Con gli “archivi dell’acqua salata”, contenitore dove trovano spazio diverse storie, punti di vista, narrazioni di chi arriva e di chi è già qui, ho voluto contribuire ad una cultura pubblica plurale, aperta al riconoscimento di “soggettività non conformi e non identitarie, portatrici di desideri e pratiche di trasformazione, in una ricerca del comune che esprima la tensione a costruire un orizzonte condiviso nella diversità”[10].

I frammenti che compongono l’archiviazione permettono di evocare racconti personali, storie di vita che rimarrebbero al di fuori della Storia, brandelli che insieme costituiscono una memoria performante e inclusiva delle soggettività e dei loro sentimenti.
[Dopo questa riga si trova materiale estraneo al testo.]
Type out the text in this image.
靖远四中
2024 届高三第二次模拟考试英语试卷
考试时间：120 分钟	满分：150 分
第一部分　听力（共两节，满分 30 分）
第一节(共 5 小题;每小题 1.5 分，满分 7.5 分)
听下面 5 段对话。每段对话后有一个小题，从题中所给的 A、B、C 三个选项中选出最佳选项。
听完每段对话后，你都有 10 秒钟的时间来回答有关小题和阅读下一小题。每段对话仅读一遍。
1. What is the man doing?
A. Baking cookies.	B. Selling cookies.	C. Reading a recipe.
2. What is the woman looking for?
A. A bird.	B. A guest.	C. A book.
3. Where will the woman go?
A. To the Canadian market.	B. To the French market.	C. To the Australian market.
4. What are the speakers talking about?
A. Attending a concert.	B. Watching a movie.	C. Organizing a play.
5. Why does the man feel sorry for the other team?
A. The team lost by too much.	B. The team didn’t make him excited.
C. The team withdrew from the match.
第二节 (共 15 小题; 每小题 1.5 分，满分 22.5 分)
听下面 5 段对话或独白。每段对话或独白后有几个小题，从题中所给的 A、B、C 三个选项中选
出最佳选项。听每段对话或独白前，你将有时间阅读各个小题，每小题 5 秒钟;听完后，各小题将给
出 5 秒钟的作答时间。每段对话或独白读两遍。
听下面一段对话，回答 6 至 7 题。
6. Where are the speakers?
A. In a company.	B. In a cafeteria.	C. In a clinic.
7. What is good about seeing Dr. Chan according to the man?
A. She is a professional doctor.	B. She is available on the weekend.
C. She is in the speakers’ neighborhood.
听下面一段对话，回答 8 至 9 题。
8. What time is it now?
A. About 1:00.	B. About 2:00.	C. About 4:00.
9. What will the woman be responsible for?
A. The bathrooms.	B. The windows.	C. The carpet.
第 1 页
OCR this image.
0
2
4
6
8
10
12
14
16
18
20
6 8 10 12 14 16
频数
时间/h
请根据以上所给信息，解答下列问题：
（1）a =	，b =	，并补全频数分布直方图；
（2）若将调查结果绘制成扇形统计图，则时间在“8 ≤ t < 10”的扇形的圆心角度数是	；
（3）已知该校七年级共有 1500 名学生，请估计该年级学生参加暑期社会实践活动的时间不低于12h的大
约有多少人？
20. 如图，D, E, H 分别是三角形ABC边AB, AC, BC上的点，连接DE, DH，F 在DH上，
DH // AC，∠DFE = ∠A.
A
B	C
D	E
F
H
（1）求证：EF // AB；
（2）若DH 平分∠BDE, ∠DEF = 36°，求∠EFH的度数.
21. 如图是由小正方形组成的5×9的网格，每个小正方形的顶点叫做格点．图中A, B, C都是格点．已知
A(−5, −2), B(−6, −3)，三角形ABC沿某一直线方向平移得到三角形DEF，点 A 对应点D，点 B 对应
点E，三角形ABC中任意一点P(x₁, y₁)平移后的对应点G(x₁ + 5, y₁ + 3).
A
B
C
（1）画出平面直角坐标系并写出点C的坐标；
Frammenti di vite che, se colti con attenzione, nel flusso incessante della comunicazione, possono lasciare tracce significative nelle culture pubbliche formando un intreccio di umanità su cui costruire radici comuni per una società solidale.

Una targa all’ingresso del cimitero di Lampedusa ricorda che lì hanno trovato sepoltura un numero imprecisato di donne e uomini morti nel tentativo di raggiungere l’Europa. La quasi totalità delle tombe non riporta un nome e le uniche notizie recuperate dalle storie di queste persone riguardano le circostanze della loro morte o del ritrovamento dei loro corpi. Sulla targa compare anche una poesia di Emily Dickinson:

Provare lutto per la morte di chi
     non abbiamo mai visto –
     implica una parentela vitale
     fra l’anima loro – e la nostra –
    Per uno sconosciuto – gli sconosciuti non piangono[11]

È questa “parentela vitale” tra esseri umani che va nutrita, ponendo fine all’assurda opposizione tra persone native e migranti, per preservare ciò che abbiamo in comune, quella necessità di salvarsi, di vivere vite sicure e degne, con la volontà di «tenere insieme le differenze di chiunque” nella lotta “per migliorare questo mondo: il valore della vita umana, del rispetto per le persone»[12]. Una pratica politica irrinunciabile.


[1] Si veda: https://www.ediesseonline.it/prodotto/archivi-dellacqua-salata

[2] Per la storia delle scuole estive consultare i seguenti siti: http://xoomer.virgilio.it/raccontarsi, http://xoomer.virgilio.it/raccontarsi/edizioni_precedenti.html, https://www.raccontarsialgiardino.it

[3]Clotilde Barbarulli e Liana Borghi, Le nostre idee per il convegno Archivi dei sentimenti e culture pubbliche, 4-6 marzo 2011, testo consultabile sul sito dell’Associazione Il Giardino dei ciliegi a questa pagina: http://www.ilgiardinodeiciliegi.firenze.it/nuovosito/attivita/Incontri-seminari/Incontri/anno%202010-2011/Archivio%20sentimenti.htm

[4]Clotilde Barbarulli, Archivi dal mare salato, intervento del 26 giugno 2011 alla Scuola e Laboratorio di Cultura delle Donne, testo alle pagine 39-48 del report: https://www.raccontarsialgiardino.it/wp-content/uploads/2021/03/2011-Librino-Duino.pdf

[5] Si veda: http://dirittipertutti.gnumerica.org/chi-siamo

[6] Pamela Marelli e Delfina Lusiardi (a cura di),  Il bagaglio invisibile: storie di vita e pratiche di mediazione interculturale, Assocoop, Brescia, 2004, p.11.

[7]La Carta di Lampedusa è una carta che riguarda le libertà di tutt*, tenendo conto delle diverse esperienze che si vivono a partire dal genere che si incarna, affinché ogni persona che si sposta per scelta o costrizione, possa realizzare senza discriminazione i propri progetti di vita, si veda http://www.lacartadilampedusa.org/index-italiano.html

[8]Per approfondire il concetto di posizionamento elaborato da Adrienne Rich, http://www.medmedia.it/review/numero2/it/art3.htm

[9] https://nonunadimeno.wordpress.com/

[10] Clotilde Barbarulli , Gli archivi dal mare salato, cit., p. 47.

[11] http://questastoria.com/cimitero-lampedusa/

[12]Alessandra Sciurba, Salvarsi insieme. Storia di una barca a vela sulla rotta dell’umanità, Ponte alle Grazie, Milano, 2020, p.61.